Hydrokultur

Keimung von Saatgut in hydroponischen Systemen

Hydrokultur

Die Keimung von Samen in Hydrokultur hat mehrere Vorteile gegenüber der Verwendung von Erde.

Viele häufige Krankheiten können vermieden werden, da das hydroponische Medium sauber ist, während Erde Pilze oder Insekten enthalten kann, die empfindliche Sämlinge schädigen können. Auch Wurzelfäule kann durch die Verwendung eines guten hydroponischen Anbausystems vermieden werden.

Der Bereich, in dem der hydroponische Anbau gegenüber der Verwendung von Erde wirklich glänzt, ist die Kontrolle über die Wachstumsumgebung. Mit Hydroponik ist der Gärtner nicht mehr der Gnade des Nährstoff- oder Wassergehalts des Bodens ausgeliefert. Jeder Aspekt der Wachstumsbedingungen für die Pflanze kann vom Gärtner kontrolliert werden, nicht von Mutter Natur. Dies kann ein enormer Vorteil für junge Sämlinge sein, da sie von Anfang an die richtigen Nährstoffe erhalten, was auf lange Sicht zu viel gesünderen Pflanzen führt.

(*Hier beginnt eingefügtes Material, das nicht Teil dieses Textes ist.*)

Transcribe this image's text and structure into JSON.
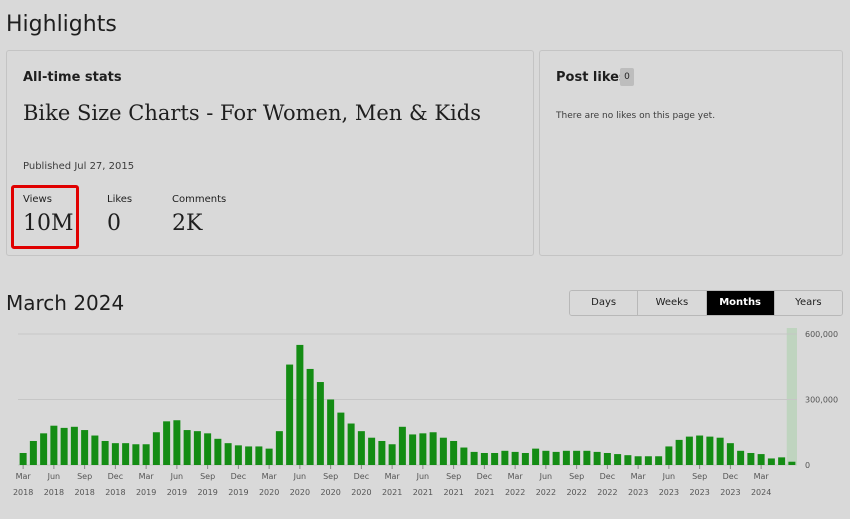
{
  "header": {
    "title": "Highlights"
  },
  "all_time": {
    "heading": "All-time stats",
    "post_title": "Bike Size Charts - For Women, Men & Kids",
    "published": "Published Jul 27, 2015",
    "views_label": "Views",
    "views_value": "10M",
    "likes_label": "Likes",
    "likes_value": "0",
    "comments_label": "Comments",
    "comments_value": "2K"
  },
  "post_likes": {
    "heading": "Post likes",
    "count": "0",
    "empty_text": "There are no likes on this page yet."
  },
  "period": {
    "title": "March 2024"
  },
  "tabs": [
    {
      "label": "Days",
      "active": false
    },
    {
      "label": "Weeks",
      "active": false
    },
    {
      "label": "Months",
      "active": true
    },
    {
      "label": "Years",
      "active": false
    }
  ],
  "colors": {
    "bar": "#148c14",
    "highlight": "#e00000",
    "selected_col": "#bfd4bf"
  },
  "chart_data": {
    "type": "bar",
    "ylim": [
      0,
      600000
    ],
    "y_ticks": [
      "0",
      "300,000",
      "600,000"
    ],
    "y_tick_values": [
      0,
      300000,
      600000
    ],
    "grid": true,
    "x_tick_labels": [
      {
        "month": "Mar",
        "year": "2018",
        "index": 0
      },
      {
        "month": "Jun",
        "year": "2018",
        "index": 3
      },
      {
        "month": "Sep",
        "year": "2018",
        "index": 6
      },
      {
        "month": "Dec",
        "year": "2018",
        "index": 9
      },
      {
        "month": "Mar",
        "year": "2019",
        "index": 12
      },
      {
        "month": "Jun",
        "year": "2019",
        "index": 15
      },
      {
        "month": "Sep",
        "year": "2019",
        "index": 18
      },
      {
        "month": "Dec",
        "year": "2019",
        "index": 21
      },
      {
        "month": "Mar",
        "year": "2020",
        "index": 24
      },
      {
        "month": "Jun",
        "year": "2020",
        "index": 27
      },
      {
        "month": "Sep",
        "year": "2020",
        "index": 30
      },
      {
        "month": "Dec",
        "year": "2020",
        "index": 33
      },
      {
        "month": "Mar",
        "year": "2021",
        "index": 36
      },
      {
        "month": "Jun",
        "year": "2021",
        "index": 39
      },
      {
        "month": "Sep",
        "year": "2021",
        "index": 42
      },
      {
        "month": "Dec",
        "year": "2021",
        "index": 45
      },
      {
        "month": "Mar",
        "year": "2022",
        "index": 48
      },
      {
        "month": "Jun",
        "year": "2022",
        "index": 51
      },
      {
        "month": "Sep",
        "year": "2022",
        "index": 54
      },
      {
        "month": "Dec",
        "year": "2022",
        "index": 57
      },
      {
        "month": "Mar",
        "year": "2023",
        "index": 60
      },
      {
        "month": "Jun",
        "year": "2023",
        "index": 63
      },
      {
        "month": "Sep",
        "year": "2023",
        "index": 66
      },
      {
        "month": "Dec",
        "year": "2023",
        "index": 69
      },
      {
        "month": "Mar",
        "year": "2024",
        "index": 72
      }
    ],
    "values": [
      55000,
      110000,
      145000,
      180000,
      170000,
      175000,
      160000,
      135000,
      110000,
      100000,
      100000,
      95000,
      95000,
      150000,
      200000,
      205000,
      160000,
      155000,
      145000,
      120000,
      100000,
      90000,
      85000,
      85000,
      75000,
      155000,
      460000,
      550000,
      440000,
      380000,
      300000,
      240000,
      190000,
      155000,
      125000,
      110000,
      95000,
      175000,
      140000,
      145000,
      150000,
      125000,
      110000,
      80000,
      60000,
      55000,
      55000,
      65000,
      60000,
      55000,
      75000,
      65000,
      60000,
      65000,
      65000,
      65000,
      60000,
      55000,
      50000,
      45000,
      40000,
      40000,
      40000,
      85000,
      115000,
      130000,
      135000,
      130000,
      125000,
      100000,
      65000,
      55000,
      50000,
      30000,
      35000,
      15000
    ],
    "selected_index": 75
  }
}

Auswahl eines Anzuchtmediums für keimende Samen

Während der Keimung benötigen die Samen sowohl Sauerstoff als auch Wasser, um zu sprießen. Das bedeutet, dass Ihr Anzuchtsubstrat den Samen ausreichend mit beidem versorgen muss, sonst wird er nicht keimen. Poröse Nährböden wie Perlit, Steinwolle oder Vermiculit erfüllen diese Aufgabe und bieten gleichzeitig eine gute Drainage. Steinwollwürfel können für ein schnelles Aufstellen und einfaches Umpflanzen verwendet werden, wenn die Samen keimen und zu ausgewachsenen Pflanzen heranwachsen. Legen Sie einfach einen größeren Würfel um den Würfel, der die Pflanze enthält. Die Wurzeln werden sich ausdehnen und durch beide Steinwollwürfel hindurch wachsen, so dass sich das Medium leicht an die Größe der Pflanze anpassen kann.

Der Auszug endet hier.